W tym samym badaniu milenialsi ze wszystkich pokoleń najprawdopodobniej wierzyli, że świadczenia z Ubezpieczeń Społecznych powinny wystarczyć na utrzymanie jako jedyny dochód, i przypuszczali, że wiek emerytalny wynosi 52 lata (67 lat dla każdego urodzonego po 1959 r . – i to prawdopodobnie wzrastać). Młodzi ludzie najprawdopodobniej postrzegają gwarancje rządowe jako ważny sposób na życie – chociaż wydaje się, że rozumiemy, że te obietnice wcale nie są gwarancjami.
Koszty opieki zdrowotnej związane ze starzeniem się społeczeństwa i wspaniałym, choć kosztownym rozwojem technologii medycznych i leków, w ciągu najbliższych kilku lat wzrosną , podobnie jak deficyty w programach na rzecz wyżu demograficznego. Oczekuje się , że same nowo opracowane leki na otyłość zwiększą wydatki na Medicare o 13,6 miliarda dolarów. Do 2030 r. każdy przedstawiciel pokolenia wyżu demograficznego będzie miał 65 lat i będzie uprawniony do opieki zdrowotnej finansowanej ze środków publicznych.

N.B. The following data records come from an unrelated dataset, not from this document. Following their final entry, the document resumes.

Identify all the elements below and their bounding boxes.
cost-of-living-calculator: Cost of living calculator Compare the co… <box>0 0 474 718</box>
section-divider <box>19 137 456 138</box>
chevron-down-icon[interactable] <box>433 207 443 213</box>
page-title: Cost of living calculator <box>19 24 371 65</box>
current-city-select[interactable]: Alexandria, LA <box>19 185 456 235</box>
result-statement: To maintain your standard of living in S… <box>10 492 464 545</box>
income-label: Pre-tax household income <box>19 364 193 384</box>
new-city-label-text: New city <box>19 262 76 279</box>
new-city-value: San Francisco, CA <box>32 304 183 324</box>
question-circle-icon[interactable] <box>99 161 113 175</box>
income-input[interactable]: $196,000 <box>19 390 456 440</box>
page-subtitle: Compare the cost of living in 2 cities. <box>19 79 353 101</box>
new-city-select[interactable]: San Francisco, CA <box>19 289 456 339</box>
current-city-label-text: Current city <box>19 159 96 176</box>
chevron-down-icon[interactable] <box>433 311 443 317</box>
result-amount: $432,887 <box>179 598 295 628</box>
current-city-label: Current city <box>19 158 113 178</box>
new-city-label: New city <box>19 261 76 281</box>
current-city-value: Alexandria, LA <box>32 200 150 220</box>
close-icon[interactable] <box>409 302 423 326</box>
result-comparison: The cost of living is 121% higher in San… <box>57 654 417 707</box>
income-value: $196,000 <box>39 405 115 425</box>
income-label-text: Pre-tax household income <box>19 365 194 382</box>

Pierwsi milenialsi będą uprawnieni do korzystania z Medicare (zakładając, że program istnieje, a wiek kwalifikujący to nadal 65 lat, co jest mało prawdopodobne) w 2046 r. Tak się składa, że jest to również rok, w którym przedstawiciele pokolenia Boomer będą korzystać z programów (które wówczas zostaną rozdęte z pokoleniem X) i odsetki, które obecnie płacimy, aby zapewnić te świadczenia, pochłoną 100 procent federalnych dochodów podatkowych.

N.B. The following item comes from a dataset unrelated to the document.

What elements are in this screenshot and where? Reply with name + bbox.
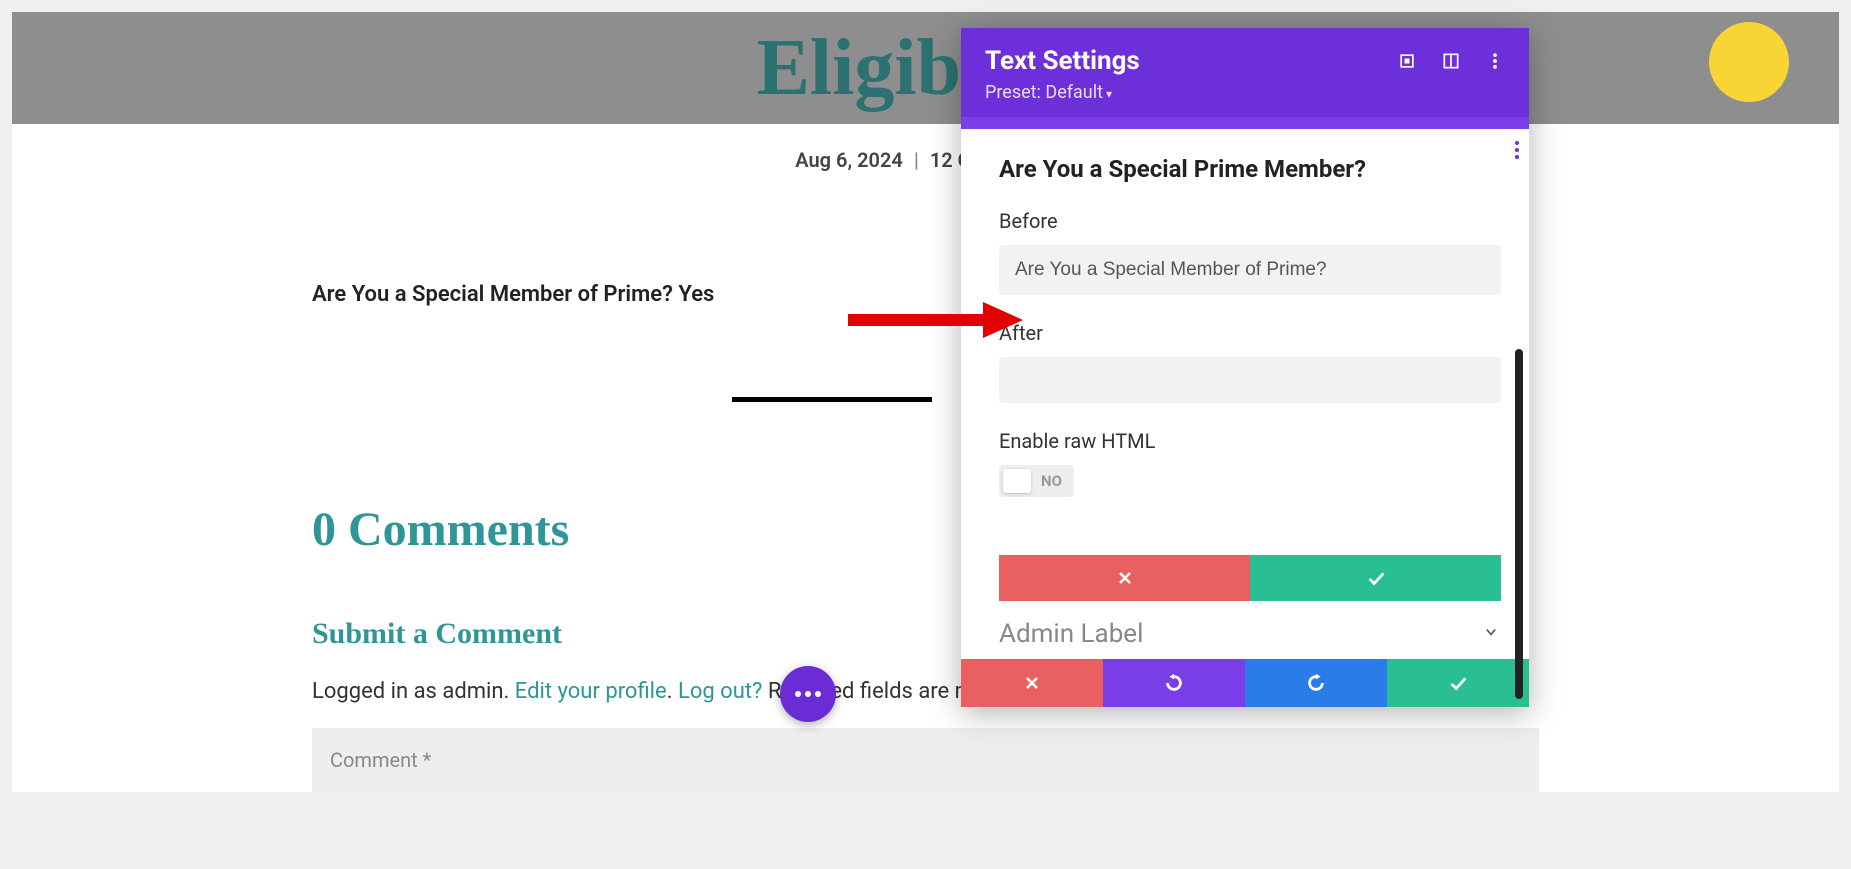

Wydatki rządowe są przekazywane biurokratom, a następnie beneficjentom wydatków rządowych, którymi są w pewnym sensie babcia z cukrzycą, która potrzebuje leczenia dializami opłacanymi przez Medicare, ale w znacznie bardziej bezpośrednim sensie są to firmy ubezpieczeniowe , giganci farmaceutyczni , i korporacje szpitalne , które napisały ustawodawstwo dotyczące opieki zdrowotnej . Pewien procent pensji każdego absolwenta college'u kupuje naboje, które są wystrzeliwane na próżno i zawyżają prywatne portfele inwestycyjne wykonawców rządowych , co przynosi wątpliwe i marnotrawne skutki od stworzenia kompleksu więzienno-przemysłowego po nieustanną machinę wojenną .
Żaden bank ani naród na świecie nie jest w stanie pożyczyć takiej ilości pieniędzy, jakiej rząd amerykański potrzebuje, aby wywiązać się ze swoich zobowiązań wobec obywateli. Ktoś będzie musiał ugryźć kulę. Z prawdą zmagają się nawet niektórzy współautorzy obecnej katastrofy .
Zapomnij o tostach z awokado i subskrypcjach transmisji strumieniowych. Już to wyczuwamy, ale jeszcze nie widzieliśmy. Młodzi ludzie nie są dobrze poinformowani i często są aktywnie wprowadzani w błąd na temat tego, co jest zepsute w tym systemie gospodarczym. Jednak konsekwencje tego widzimy na półkach sklepowych i w umowach kredytów hipotecznych i wyczuwamy nadchodzącą katastrofę. Zaraz utkniemy z rachunkiem.